La justice criminelle au XIVème siècle
La Justice en ce temps là était féroce et répressive. Elle punissait tout manquement à l'égard de Dieu, du roi et de la collectivité. Son exercice était pensé comme un sacerdoce. La procédure inquisitoriale avait remplacé l'ancienne, accusatoire. Elle débouchait parfois sur la "question" : l'instruction avait recours à la torture par un bourreau attitré, dans les cas où le prévenu niait les faits qui lui étaient reprochés. Par exemple, le "flammage" ou "lardage" : le bourreau faisait couler sur la peau du "questionné" du lard brûlant à partir de brochettes enflammées. Ainsi, en 1340, le juge dracénois Jean Belhomme fit larder, le 15 décembre, Hugo Thesacius de Fayence et Pierre Jehan de Bargemon, soupçonnés de sorcellerie, le bourreau réclamant 1 sou et 4 deniers coronats pour 3 livres de lard, et deux autres encore le 20 décembre, Anthoine Mothe, de Draguignan et Pierre Rostan de Fayence.
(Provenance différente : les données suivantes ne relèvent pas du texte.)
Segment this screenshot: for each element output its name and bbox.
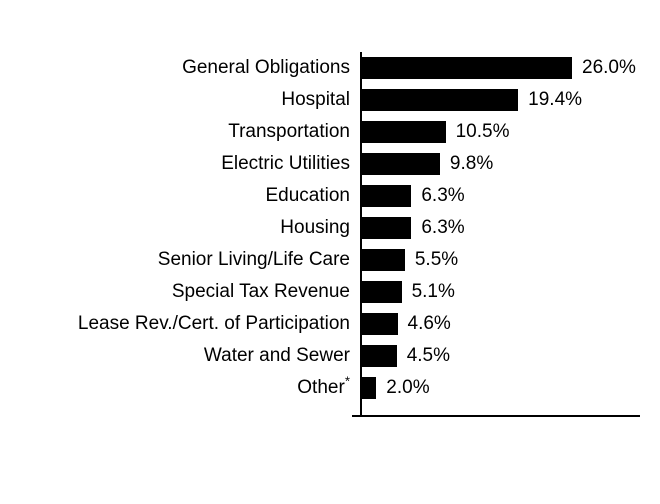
value-label: 5.1% xyxy=(412,281,455,303)
allocation-bar-chart: General Obligations 26.0% Hospital 19.4% Tra… xyxy=(0,0,660,504)
bar xyxy=(360,89,518,111)
bar xyxy=(360,249,405,271)
category-label: Housing xyxy=(280,217,350,239)
chart-row: Education 6.3% xyxy=(0,180,660,212)
bar xyxy=(360,217,411,239)
category-label: Lease Rev./Cert. of Participation xyxy=(78,313,350,335)
chart-row: General Obligations 26.0% xyxy=(0,52,660,84)
category-label: Electric Utilities xyxy=(221,153,350,175)
category-label: Senior Living/Life Care xyxy=(158,249,350,271)
category-label: Education xyxy=(265,185,350,207)
chart-row: Water and Sewer 4.5% xyxy=(0,340,660,372)
chart-row: Senior Living/Life Care 5.5% xyxy=(0,244,660,276)
category-label: Other* xyxy=(297,377,350,399)
chart-row: Transportation 10.5% xyxy=(0,116,660,148)
category-label: General Obligations xyxy=(182,57,350,79)
bar xyxy=(360,185,411,207)
chart-row: Special Tax Revenue 5.1% xyxy=(0,276,660,308)
category-label: Special Tax Revenue xyxy=(172,281,350,303)
chart-row: Lease Rev./Cert. of Participation 4.6% xyxy=(0,308,660,340)
category-label: Transportation xyxy=(228,121,350,143)
bar xyxy=(360,345,397,367)
bar xyxy=(360,153,440,175)
chart-row: Housing 6.3% xyxy=(0,212,660,244)
category-label: Hospital xyxy=(281,89,350,111)
value-label: 4.6% xyxy=(408,313,451,335)
footnote-asterisk: * xyxy=(345,374,350,389)
bar xyxy=(360,57,572,79)
chart-row: Other* 2.0% xyxy=(0,372,660,404)
value-label: 4.5% xyxy=(407,345,450,367)
y-axis xyxy=(360,52,362,415)
bar xyxy=(360,121,446,143)
x-axis xyxy=(352,415,640,417)
value-label: 19.4% xyxy=(528,89,582,111)
value-label: 10.5% xyxy=(456,121,510,143)
value-label: 5.5% xyxy=(415,249,458,271)
bar xyxy=(360,377,376,399)
bar xyxy=(360,313,398,335)
category-label: Water and Sewer xyxy=(204,345,350,367)
value-label: 6.3% xyxy=(421,217,464,239)
bar xyxy=(360,281,402,303)
value-label: 9.8% xyxy=(450,153,493,175)
chart-row: Electric Utilities 9.8% xyxy=(0,148,660,180)
value-label: 6.3% xyxy=(421,185,464,207)
value-label: 2.0% xyxy=(386,377,429,399)
value-label: 26.0% xyxy=(582,57,636,79)
chart-row: Hospital 19.4% xyxy=(0,84,660,116)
Les peines ne comportaient pas l'emprisonnement, qui était un luxe réservé aux têtes couronnées, de même que la décapitation, mais le bannissement, ou, dans les cas les plus graves, des condamnations qui se voulaient exemplaires et dissuasives.
L'immersion : En 1337, Rostan Graulias de Draguignan et Bonet de Comps, furent exposés au pilori, portant au cou le motif de leur peine, puis enchaînés (ou enfermés dans une corbeille) et plongés trois fois dans la fontaine-abreuvoir de la place du Marché. Coût : 5 sous coronats.
L'amputation : En 1341, Jean André, meurtrier d'un homme, était mené à la pendaison sur la place du Marché. Audibert Feutrier jeta des pierres au viguier chargé de l'exécution et tira son couteau pour couper les liens du condamné. Sentence : amputation du poing droit (la plaie était cautérisée au fer rouge par le bourreau). En 1642, Gaufridi Blanc, charpentier de Salernes, déjà marié à Salon (Salon-de-Provence) avait épousé une Catherine à Draguignan. Il fut condamné à l'amputation de la main gauche.
La pendaison : En 1338, Pierre Gantelme de Draguignan, qualifié de multiple voleur, fut pendu par le col aux Fourches royales. Habituellement, la pendaison se faisait en public, sur la Place, puis le cadavre était re-pendu, pour un maximum de visibilité, sur un haut lieu, au bord de la grand-route : les Fourches (actuel col de l'Ange).
La noyade : En 1327, Jacques de Nice, de Grasse, qualifié de voleur, meurtrier et ravisseur de vierges, fut condamné par le juge dracénois Raymond d'Apulie à être enfermé dans un sac et noyé dans la Nartuby. Le bourreau pour son service et l'apothicaire Jean Veyrier pour la toile, les cordes... réclamèrent 18 sous, 1 denier et 10 oboles.
A ces quelques exemples, il faut rajouter le supplice de la fustigation (fouetter au sang) pour les adultères, l'arrachage avec des tenailles ou le percement au fer rouge de la langue pour les blasphémateurs ou les faux témoins, tel le dracénois Petiton en 1337, l'essorillage (couper les oreilles) pour un vol de faible importance et autres joyeusetés. Faire appel de ces décisions était certes possible mais rarement fait car quelles étaient leurs chances d'être recevables ?
Source : D'après un texte de Pierre-Jean Gayrard dans "Draguignan, 2000 ans d'histoire" - Ed. de L'Aube Sud.